The sheets then combine to form various two-layer or three-layer sheet minerals. As the basic units of clay minerals are sheet-like structures, the particle formed from stacking of the basic units is also plate-like. As a result, the surface area per unit mass becomes very large.

• A tetrahedral unit consists of a central silicon atom that is surrounded by four oxygen atoms located at the corners of a tetrahedron. A combination of tetrahedrons forms a silica sheet.
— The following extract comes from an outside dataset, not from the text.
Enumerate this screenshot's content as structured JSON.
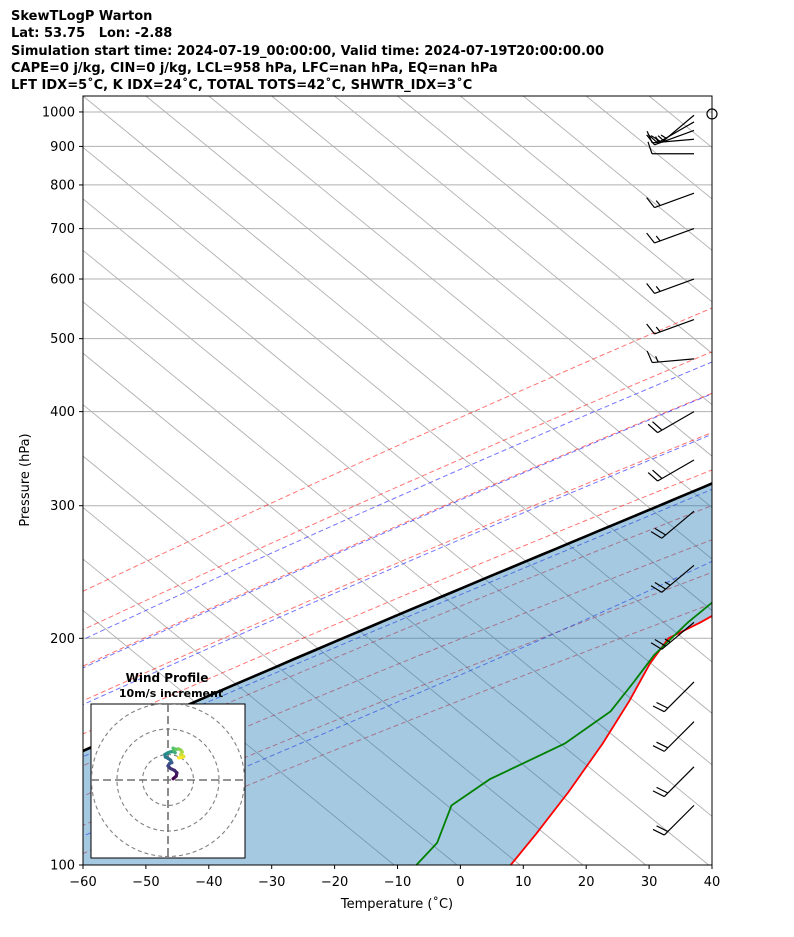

• An octahedral unit consists of a central ion, either aluminium or magnesium, that is surrounded by six hydroxyl ions located at the corners of an octahedron. A combination of aluminium-hydroxyl octahedrons forms a gibbsite sheet, whereas a combination of magnesium-hydroxyl octahedrons forms a brucite sheet.

• Montmorillonite Mineral
  The bonding between the three-layer units is by van der Waals forces. This bonding is very weak and water can enter easily. Thus, this mineral can imbibe a large quantity of water causing swelling. During dry weather, there will be shrinkage.
• Illite Mineral
  Illite consists of the basic montmorillonite units but are bonded by secondary valence forces and potassium ions, as shown. There is about 20% replacement of aluminium with silicon in the gibbsite sheet due to isomorphous substitution. This mineral is very stable and does not swell or shrink.
• Kaolinite Mineral
  A basic kaolinite unit is a two-layer unit that is formed by stacking a gibbsite sheet on a silica sheet. These basic units are then stacked one on top of the other to form a lattice of the mineral. The units are held together by hydrogen bonds. The strong bonding does not permit water to enter the lattice. Thus, kaolinite minerals are stable and do not expand under saturation.
  Kaolinite is the most abundant constituent of residual clay deposits.